The software giant is not hiding its affiliations with oil and gas either. Last year it became the first Big Tech company to join the Climate Leadership Council, which, among its other goals, aims at ensuring legal immunity for oil and gas companies for their contribution to global emissions.

Google is another Big Tech major that feels perfectly fine with doing business with the oil and gas industry while setting itself ambitious emissions goals. It has a Google Cloud product specially tailored to the needs of oil and gas. As the company says, “oil and gas companies like Schlumberger rely on Google Cloud to scale workloads, such as seismic interpretation, regression analysis and classification, and fast basin modeling and simulation. With Google Cloud Platform, these workloads scale up in minutes, including clusters with several hundred (or thousand) cores and are billed based on the compute seconds used.”

Last year, Google made headlines when The Guardian reported it had made donations to conservative think-tanks that deny climate change. The company defended itself by saying it was not unique.

“We’re hardly alone among companies that contribute to organisations while strongly disagreeing with them on climate policy,” a spokesperson for the company told The Verge in October.

Indeed, there is nothing particularly unusual about doing business with companies or funding organizations, with which you disagree on some topics, if there is some mutual benefit somewhere. With oil and gas, this mutual benefit is obvious: Big Tech provides the products, Big Oil pays for them. With think-tanks, it’s pro-Big Tech regulation that is motivating the donations.

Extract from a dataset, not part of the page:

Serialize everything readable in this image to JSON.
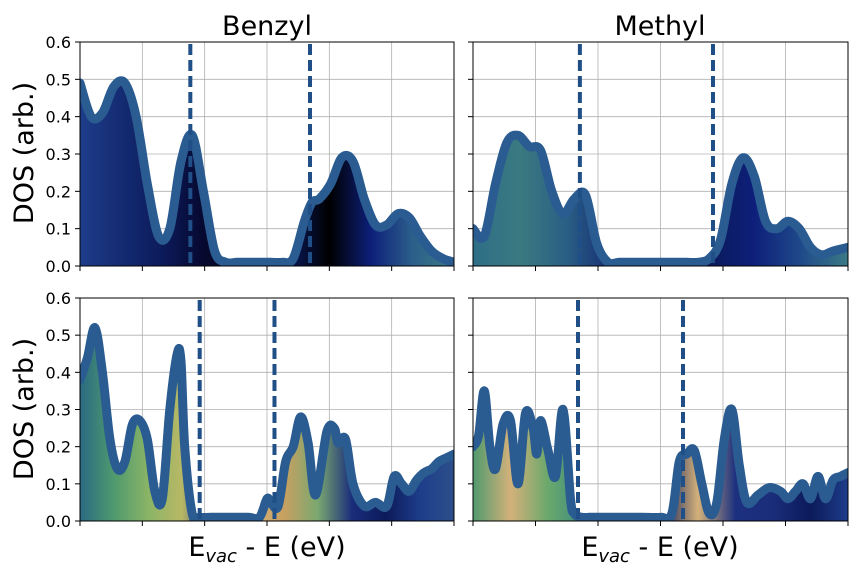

Amazon is yet another case in point. Like its peers, it has a line-up of products specifically targeting the oil industry. These, Amazon says, “can help Oil and Gas companies can accelerate digital transformation, unleash innovation to optimize production and profitability, and improve cost and operational efficiencies necessary to compete under the pressures of today’s global energy market.”

Like Google, Amazon is under pressure from critics, but while for Google these come from inside the company, Amazon is being criticized by outsiders for the environmental impact of its services, which, it turns out, is pretty sizeable. Just last week the Washington Post reported that the company had threatened to fire two employees who had voiced environmental criticism against their employer. This will no doubt be added to Amazon’s negative score in environmental protection by those inclined to keep scores, right next to its doing business with Big Oil.

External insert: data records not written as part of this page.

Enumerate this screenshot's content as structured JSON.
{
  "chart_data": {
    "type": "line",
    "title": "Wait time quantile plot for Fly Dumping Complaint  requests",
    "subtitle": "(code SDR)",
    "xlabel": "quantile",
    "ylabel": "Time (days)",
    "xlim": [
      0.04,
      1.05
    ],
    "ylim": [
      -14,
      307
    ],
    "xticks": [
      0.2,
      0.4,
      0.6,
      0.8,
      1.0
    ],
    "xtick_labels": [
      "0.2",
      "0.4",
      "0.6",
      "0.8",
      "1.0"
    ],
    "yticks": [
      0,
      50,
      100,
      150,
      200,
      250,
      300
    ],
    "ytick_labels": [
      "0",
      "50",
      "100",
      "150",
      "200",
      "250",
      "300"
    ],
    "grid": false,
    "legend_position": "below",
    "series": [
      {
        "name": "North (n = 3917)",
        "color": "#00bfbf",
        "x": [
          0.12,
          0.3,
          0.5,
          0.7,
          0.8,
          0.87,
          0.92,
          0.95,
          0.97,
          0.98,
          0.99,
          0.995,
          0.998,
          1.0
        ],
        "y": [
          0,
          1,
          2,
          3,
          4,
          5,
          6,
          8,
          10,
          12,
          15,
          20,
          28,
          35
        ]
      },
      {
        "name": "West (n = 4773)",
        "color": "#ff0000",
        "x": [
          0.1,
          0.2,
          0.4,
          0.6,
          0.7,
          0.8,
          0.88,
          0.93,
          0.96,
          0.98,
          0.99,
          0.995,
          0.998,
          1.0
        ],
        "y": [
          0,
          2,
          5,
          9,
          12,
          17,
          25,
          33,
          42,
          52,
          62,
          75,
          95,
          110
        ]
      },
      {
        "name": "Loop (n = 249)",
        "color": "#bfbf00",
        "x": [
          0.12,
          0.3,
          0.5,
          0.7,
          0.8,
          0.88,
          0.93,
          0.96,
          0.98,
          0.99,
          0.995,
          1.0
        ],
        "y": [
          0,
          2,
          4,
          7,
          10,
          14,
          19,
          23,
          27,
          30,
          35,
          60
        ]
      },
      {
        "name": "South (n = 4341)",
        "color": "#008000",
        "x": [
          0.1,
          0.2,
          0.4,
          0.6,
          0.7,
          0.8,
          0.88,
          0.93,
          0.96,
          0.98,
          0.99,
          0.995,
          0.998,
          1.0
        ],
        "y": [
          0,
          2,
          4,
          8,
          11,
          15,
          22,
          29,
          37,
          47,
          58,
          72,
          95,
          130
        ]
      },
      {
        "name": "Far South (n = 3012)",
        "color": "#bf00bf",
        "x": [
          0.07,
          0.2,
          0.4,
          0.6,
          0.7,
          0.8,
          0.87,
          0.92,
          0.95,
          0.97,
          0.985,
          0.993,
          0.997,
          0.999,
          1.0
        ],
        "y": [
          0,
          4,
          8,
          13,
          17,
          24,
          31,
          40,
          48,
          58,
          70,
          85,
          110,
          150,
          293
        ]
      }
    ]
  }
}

However, the marriage of Big Tech and Big Oil is not necessarily an evil one. On the contrary. While a lot of new technology products and services for the oil industry seek to improve production, they do not seek to do that through more drilling. In fact, machine learning and AI help Big Oil drill less and extract more as they make exploration results more accurate and reliable and improve drilling efficiencies.

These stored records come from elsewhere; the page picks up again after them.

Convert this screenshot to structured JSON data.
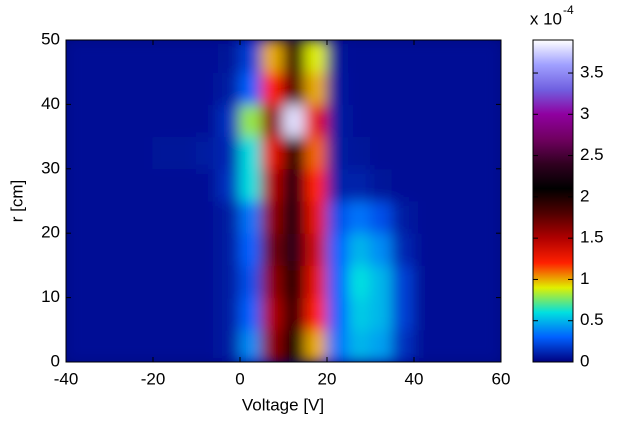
{
  "chart_data": {
    "type": "heatmap",
    "xlabel": "Voltage [V]",
    "ylabel": "r [cm]",
    "x": [
      -37.5,
      -32.5,
      -27.5,
      -22.5,
      -17.5,
      -12.5,
      -7.5,
      -2.5,
      2.5,
      7.5,
      12.5,
      17.5,
      22.5,
      27.5,
      32.5,
      37.5,
      42.5,
      47.5,
      52.5,
      57.5
    ],
    "y": [
      2.5,
      7.5,
      12.5,
      17.5,
      22.5,
      27.5,
      32.5,
      37.5,
      42.5,
      47.5
    ],
    "z": [
      [
        0.05,
        0.05,
        0.05,
        0.05,
        0.05,
        0.05,
        0.05,
        0.08,
        0.4,
        1.6,
        2.1,
        1.0,
        0.35,
        0.5,
        0.45,
        0.15,
        0.05,
        0.05,
        0.05,
        0.05
      ],
      [
        0.05,
        0.05,
        0.05,
        0.05,
        0.05,
        0.05,
        0.05,
        0.08,
        0.3,
        1.5,
        1.9,
        1.2,
        0.3,
        0.55,
        0.5,
        0.2,
        0.05,
        0.05,
        0.05,
        0.05
      ],
      [
        0.05,
        0.05,
        0.05,
        0.05,
        0.05,
        0.05,
        0.05,
        0.08,
        0.25,
        1.6,
        2.0,
        1.3,
        0.3,
        0.6,
        0.5,
        0.2,
        0.05,
        0.05,
        0.05,
        0.05
      ],
      [
        0.05,
        0.05,
        0.05,
        0.05,
        0.05,
        0.05,
        0.05,
        0.08,
        0.3,
        1.7,
        2.3,
        1.4,
        0.3,
        0.5,
        0.4,
        0.12,
        0.05,
        0.05,
        0.05,
        0.05
      ],
      [
        0.05,
        0.05,
        0.05,
        0.05,
        0.05,
        0.05,
        0.05,
        0.08,
        0.35,
        1.6,
        2.2,
        1.3,
        0.25,
        0.35,
        0.25,
        0.08,
        0.05,
        0.05,
        0.05,
        0.05
      ],
      [
        0.05,
        0.05,
        0.05,
        0.05,
        0.05,
        0.05,
        0.05,
        0.15,
        0.6,
        1.5,
        2.2,
        1.2,
        0.1,
        0.1,
        0.06,
        0.05,
        0.05,
        0.05,
        0.05,
        0.05
      ],
      [
        0.05,
        0.05,
        0.05,
        0.05,
        0.06,
        0.06,
        0.08,
        0.12,
        0.6,
        1.3,
        2.0,
        1.1,
        0.08,
        0.06,
        0.05,
        0.05,
        0.05,
        0.05,
        0.05,
        0.05
      ],
      [
        0.05,
        0.05,
        0.05,
        0.05,
        0.05,
        0.05,
        0.05,
        0.15,
        0.8,
        1.6,
        3.8,
        1.3,
        0.08,
        0.05,
        0.05,
        0.05,
        0.05,
        0.05,
        0.05,
        0.05
      ],
      [
        0.05,
        0.05,
        0.05,
        0.05,
        0.05,
        0.05,
        0.05,
        0.08,
        0.3,
        1.2,
        1.8,
        1.0,
        0.07,
        0.05,
        0.05,
        0.05,
        0.05,
        0.05,
        0.05,
        0.05
      ],
      [
        0.05,
        0.05,
        0.05,
        0.05,
        0.05,
        0.05,
        0.05,
        0.06,
        0.2,
        1.0,
        1.9,
        0.9,
        0.06,
        0.05,
        0.05,
        0.05,
        0.05,
        0.05,
        0.05,
        0.05
      ]
    ],
    "xlim": [
      -40,
      60
    ],
    "ylim": [
      0,
      50
    ],
    "xticks": [
      -40,
      -20,
      0,
      20,
      40,
      60
    ],
    "yticks": [
      0,
      10,
      20,
      30,
      40,
      50
    ],
    "clim": [
      0,
      3.9
    ],
    "cticks": [
      0,
      0.5,
      1,
      1.5,
      2,
      2.5,
      3,
      3.5
    ],
    "colorbar_scale": {
      "base": "x 10",
      "exponent": "-4"
    },
    "colormap": [
      "#000080",
      "#0060ff",
      "#00e0e0",
      "#e0f000",
      "#ff2000",
      "#b00000",
      "#500000",
      "#000000",
      "#300020",
      "#700060",
      "#9000a0",
      "#7060e0",
      "#a0a0ff",
      "#ffffff"
    ]
  }
}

Besides that, technology is helping the oil industry become safer. Smart tech for oil field workers and site inspectors and drone deployment for pipeline monitoring are but a couple of the ways in which technology can be good not just for the oil industry but for the environment.

So, on the face of it, Big Tech is being hypocritical, not least because it doesn’t seem as willing to advertise its business with Big Oil as it is its renewable energy purchasing plans. Yet, it’s worth noting it again: Big Tech companies are businesses and as such they will look for opportunities to sell their products and services to those who need them and can pay for them.

There is no pragmatic reason for Big Oil to be an exception to this rule and despite what many might imagine in these climate panic-fraught times, pragmatism is how business is done, not ideology. Whatever Goldman Sachs says, it didn’t pull out of Arctic drilling because of its ideological beliefs. It is a lot more likely it pulled out of Arctic drilling because for now, Arctic drilling is not really a profitable investment area in the places where Goldman can invest in it. Selling cloud services and AI capabilities to Big Oil is a profitable business for Big Tech. There is no pragmatic reason they should stop doing it just as there is no respectable reason they should be that shy about it.